Häufige Argumente für Alternativmedizin
Wie versprochen auch ein paar der häufigsten Argumente für Alternativmedizin, und warum sie Bullshit sind:
„Es hat keine Nebenwirkungen!“
Abgesehen davon, dass selbst Homöopathika vereinzelt Vergiftungen auslösen: Es ist natürlich leicht, keine Nebenwirkungen zu haben, wenn es auch keine Wirkung gibt. Was sich nicht auf den Körper auswirkt, kann sich auch nicht negativ auswirken. Die Nebenwirkung wäre höchstens, dass keine echte Therapie durchgeführt wird. Bei einer Erkältung: Kein Problem. Bei Krebs? Potentiell tödlich.

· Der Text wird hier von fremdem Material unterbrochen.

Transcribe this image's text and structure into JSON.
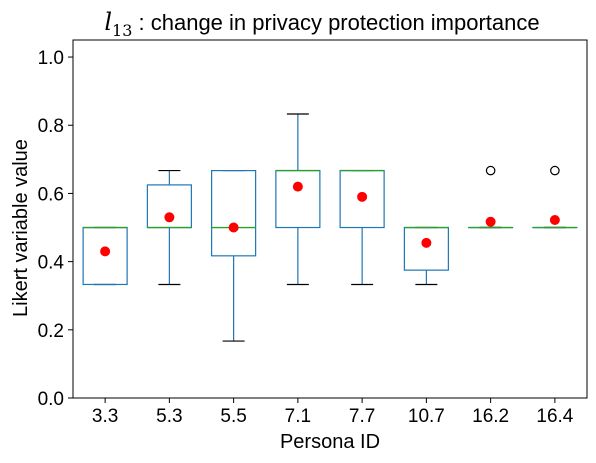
{
  "chart_data": {
    "type": "box",
    "title": {
      "symbol": "l",
      "subscript": "13",
      "text": " : change in privacy protection importance"
    },
    "xlabel": "Persona ID",
    "ylabel": "Likert variable value",
    "ylim": [
      0.0,
      1.05
    ],
    "yticks": [
      0.0,
      0.2,
      0.4,
      0.6,
      0.8,
      1.0
    ],
    "ytick_labels": [
      "0.0",
      "0.2",
      "0.4",
      "0.6",
      "0.8",
      "1.0"
    ],
    "categories": [
      "3.3",
      "5.3",
      "5.5",
      "7.1",
      "7.7",
      "10.7",
      "16.2",
      "16.4"
    ],
    "boxes": [
      {
        "whisker_low": 0.333,
        "q1": 0.333,
        "median": 0.5,
        "q3": 0.5,
        "whisker_high": 0.5,
        "mean": 0.43,
        "outliers": []
      },
      {
        "whisker_low": 0.333,
        "q1": 0.5,
        "median": 0.5,
        "q3": 0.625,
        "whisker_high": 0.667,
        "mean": 0.53,
        "outliers": []
      },
      {
        "whisker_low": 0.167,
        "q1": 0.417,
        "median": 0.5,
        "q3": 0.667,
        "whisker_high": 0.667,
        "mean": 0.5,
        "outliers": []
      },
      {
        "whisker_low": 0.333,
        "q1": 0.5,
        "median": 0.667,
        "q3": 0.667,
        "whisker_high": 0.833,
        "mean": 0.62,
        "outliers": []
      },
      {
        "whisker_low": 0.333,
        "q1": 0.5,
        "median": 0.667,
        "q3": 0.667,
        "whisker_high": 0.667,
        "mean": 0.59,
        "outliers": []
      },
      {
        "whisker_low": 0.333,
        "q1": 0.375,
        "median": 0.5,
        "q3": 0.5,
        "whisker_high": 0.5,
        "mean": 0.455,
        "outliers": []
      },
      {
        "whisker_low": 0.5,
        "q1": 0.5,
        "median": 0.5,
        "q3": 0.5,
        "whisker_high": 0.5,
        "mean": 0.517,
        "outliers": [
          0.667
        ]
      },
      {
        "whisker_low": 0.5,
        "q1": 0.5,
        "median": 0.5,
        "q3": 0.5,
        "whisker_high": 0.5,
        "mean": 0.522,
        "outliers": [
          0.667
        ]
      }
    ],
    "colors": {
      "box": "#1f77b4",
      "median": "#2ca02c",
      "whisker": "#1f77b4",
      "cap": "#000000",
      "mean": "#ff0000",
      "outlier": "#000000"
    },
    "grid": false,
    "legend": "none"
  }
}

„Aber bei mir hat es doch funktioniert! Und bei meinem Hund!“
Entschuldigung, aber das ist kein Argument. Woher willst du wissen, dass die Krankheit nicht auch so vorbeigegangen wäre? Es kann einfach Zufall sein. Vielleicht auch der Placeboeffekt. Wir sind alle nur Menschen, und selbst solche Dinge wie Erinnerungen täuschen gerne. Vielleicht erinnerst du dich eher an die Fälle, in denen die Zuckerkugel mutmaßlich hat und vergisst die Fälle, in denen sie nichts gebracht hat? Das ist menschlich, so funktioniert unser Gehirn halt.

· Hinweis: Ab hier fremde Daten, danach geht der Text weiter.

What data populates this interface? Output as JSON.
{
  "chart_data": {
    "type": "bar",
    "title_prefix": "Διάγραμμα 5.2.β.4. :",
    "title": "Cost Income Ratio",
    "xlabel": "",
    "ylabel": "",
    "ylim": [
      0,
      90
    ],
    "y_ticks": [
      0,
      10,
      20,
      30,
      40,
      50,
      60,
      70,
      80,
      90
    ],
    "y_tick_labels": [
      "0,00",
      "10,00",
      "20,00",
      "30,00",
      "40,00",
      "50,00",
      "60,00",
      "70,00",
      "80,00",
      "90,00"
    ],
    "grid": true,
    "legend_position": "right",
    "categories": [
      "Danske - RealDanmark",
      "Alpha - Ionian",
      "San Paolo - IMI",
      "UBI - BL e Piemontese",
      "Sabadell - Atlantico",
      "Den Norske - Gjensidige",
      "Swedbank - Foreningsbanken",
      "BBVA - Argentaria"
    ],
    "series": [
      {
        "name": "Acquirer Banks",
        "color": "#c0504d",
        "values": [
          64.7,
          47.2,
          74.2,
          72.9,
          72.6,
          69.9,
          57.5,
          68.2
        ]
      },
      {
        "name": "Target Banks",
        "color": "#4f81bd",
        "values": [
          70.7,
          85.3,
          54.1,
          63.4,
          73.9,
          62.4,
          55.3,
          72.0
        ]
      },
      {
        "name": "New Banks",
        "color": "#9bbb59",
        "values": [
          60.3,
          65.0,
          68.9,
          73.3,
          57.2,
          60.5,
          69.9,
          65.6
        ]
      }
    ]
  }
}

„Aber mein Heilpraktikant hört mir wengistens zu“
Auch kein Argument für Alternativmedizin, aber wir sollten umgekehrt unser Gesundheitssystem so anpassen, dass sich echte Ärzte auch Zeit für ihre Patienten nehmen können.

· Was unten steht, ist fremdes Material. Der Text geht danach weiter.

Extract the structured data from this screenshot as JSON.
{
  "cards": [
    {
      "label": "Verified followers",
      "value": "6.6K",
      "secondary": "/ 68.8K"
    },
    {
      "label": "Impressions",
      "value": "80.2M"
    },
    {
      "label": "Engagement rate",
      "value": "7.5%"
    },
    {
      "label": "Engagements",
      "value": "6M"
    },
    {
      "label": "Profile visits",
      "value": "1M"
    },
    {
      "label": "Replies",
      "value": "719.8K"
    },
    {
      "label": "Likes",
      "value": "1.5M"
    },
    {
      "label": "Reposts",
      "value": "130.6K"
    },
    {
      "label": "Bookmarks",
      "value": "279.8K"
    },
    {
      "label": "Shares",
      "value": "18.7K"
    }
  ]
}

„Aber die Krankenkasse bezahlt es doch, also muss es wirksam sein“
Das kann auch politische oder Marketinggründe haben, weil z.B. Homöopathie so beliebt ist.
„Big Pharma will nur unser Geld und macht uns krank, um uns mehr Medikamente zu verkaufen“
Erst einmal ist das ein Verschwörungsmythos. Außerdem sind die Hersteller von Homöopathika auch „Big Pharma“.
Abschlussbemerkungen
In den letzten 150 Jahren hat sich die evidenzbasierte Medizin extrem weiterentwickelt. Wir können Diabetiker dauerhaft am Leben erhalten. Krebspatienten haben eine viel bessere Überlebenschance als früher. Selbst eine HIV-Infektion, die in meiner Kindheit noch als Todesurteil galt, kann mittlerweile so behandelt werden, dass AIDS fast vollständig verhindert wird. Und durch Imfpungen haben wir verdammt noch einmal die Pocken ausgerottet!
In derselben Zeit hat die Homöopathie (stellvertretend für andere Alternativmedizin, auf unterschiedlichen Zeitskalen) praktisch keine Fortschritte gemacht. Sie stagniert, das einzige, was mehr geworden ist sind die Studien, die ihre Wirksamkeit nicht beweisen können. Das, was der „Schulmedizin“ vorgeworfen wurde: Sie sei zu dogmatisch, zu unflexibel: Genau das ist die Homöopathie. Evidenzbasierte Medizin ist wissenschaftlich. Natürlich machen die Menschen da Fehler. Schlechte Studien, falsche Schlussfolgerungen, persönlicher Bias, der die Einführung einer besseren Therapie verzögert.
Aber der wissenschaftliche Hintergrund bedeutet eben, dass wir aus den Fehlern lernen können. Wenn die Wissenschaftler sagen: „Die Methode von vor 20 Jahren, die war schlecht, wir machen das jetzt anders“, dann bedeutet das nicht, dass die Wissenschaft nicht funktioniert, weil sie sich ja ständig umentscheidet. Es bedeutet im Gegenteil, dass sie funktioniert, weil sie auf der Basis neuer Evidenz ihre Meinung ändert.
PS: ich habe in diesem Artikel mit der Quellenarbeit ein bisschen geschludert, weil ich diesen Artikel endlich aus dem Kopf haben wollte. Deswegen einzelne Behauptungen von mir, die nicht mit einer Quelle versehen sind, gerne noch einmal überprüfen. Am großen Bild ändert das jedoch nichts.